Continuing with using a generator as well as the variables "test_images" and "predictions" so that a new "make_prediction()" function doesn't need to be defined.
me = os.path.join(local_directory, 'me')
me_datagen = ImageDataGenerator(rescale=1./255)
me_generator = me_datagen.flow_from_directory(
me,
target_size=(image_size, image_size),
batch_size=1,
class_mode='binary')
test_images = me_generator.next()[0]
predictions = model.predict(test_images)
Found 1 images belonging to 1 classes. 1/1 [==============================] - 0s 118ms/step
make_prediction(0, True)
('Prediction: Male', 'Certainty: 96.04%')
This prediction is accurate.
By comparing three different convolutional bases in their contribution toward accurate facial gender classification, we have clearly highlighted the differences in efficacy between the approaches. The differential predictive performance observed aligns with initial predictions based upon the principles of transfer learning.

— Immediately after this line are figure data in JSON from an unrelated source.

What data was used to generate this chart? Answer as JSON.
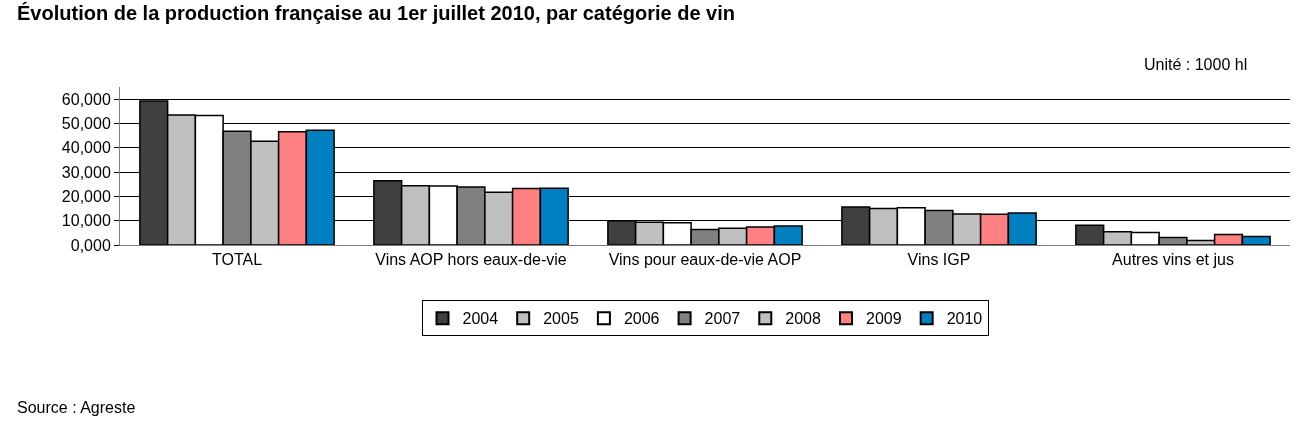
{
  "chart_data": {
    "type": "bar",
    "title": "Évolution de la production française au 1er juillet 2010, par catégorie de vin",
    "annotations": [
      "Unité : 1000 hl",
      "Source : Agreste"
    ],
    "categories": [
      "TOTAL",
      "Vins AOP hors eaux-de-vie",
      "Vins pour eaux-de-vie AOP",
      "Vins IGP",
      "Autres vins et jus"
    ],
    "series": [
      {
        "name": "2004",
        "color": "#404040",
        "values": [
          59200,
          26400,
          10000,
          15600,
          8100
        ]
      },
      {
        "name": "2005",
        "color": "#c0c0c0",
        "values": [
          53500,
          24400,
          9400,
          15000,
          5400
        ]
      },
      {
        "name": "2006",
        "color": "#ffffff",
        "values": [
          53300,
          24300,
          9200,
          15300,
          5100
        ]
      },
      {
        "name": "2007",
        "color": "#808080",
        "values": [
          46800,
          23900,
          6400,
          14200,
          3100
        ]
      },
      {
        "name": "2008",
        "color": "#c0c0c0",
        "values": [
          42700,
          21700,
          6900,
          12800,
          1900
        ]
      },
      {
        "name": "2009",
        "color": "#ff8080",
        "values": [
          46600,
          23200,
          7400,
          12600,
          4300
        ]
      },
      {
        "name": "2010",
        "color": "#0080c0",
        "values": [
          47200,
          23300,
          7800,
          13200,
          3500
        ]
      }
    ],
    "ylim": [
      0,
      65000
    ],
    "yticks": [
      {
        "value": 0,
        "label": "0,000"
      },
      {
        "value": 10000,
        "label": "10,000"
      },
      {
        "value": 20000,
        "label": "20,000"
      },
      {
        "value": 30000,
        "label": "30,000"
      },
      {
        "value": 40000,
        "label": "40,000"
      },
      {
        "value": 50000,
        "label": "50,000"
      },
      {
        "value": 60000,
        "label": "60,000"
      }
    ],
    "grid": "y",
    "legend": "bottom"
  }
}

Given the somewhat limited dataset, the CNNs performed drastically better when built with a pre-trained base than when built from scratch, i.e., with a custom, untrained base. This comes as a pre-trained base comes with weights learned from training on a vast dataset, thus is equipped from the start to extract useful features for the classification task. Meanwhile, an untrained convolutional base is simply unable to learn such effective feature extraction from such a comparitively small dataset.
Further, implementing a VGGFace pre-trained base rather than VGG16 resulted in the highest predictive accuracy. Here, we achieved an impressive accuracy score of 97.07% (in addition to achieving equal precision and recall). This comes as VGGFace is trained for feature extraction on a task more similar than VGG16 to that of this project. As a result, the classifier is supplied with more pertinent information for the task at hand, and so can execute its job more effectively.
It was found through subsequent investigation that several test set images were evidently mis-labelled, and so the true accuracy and F1 score of the models are likely higher than what was reported.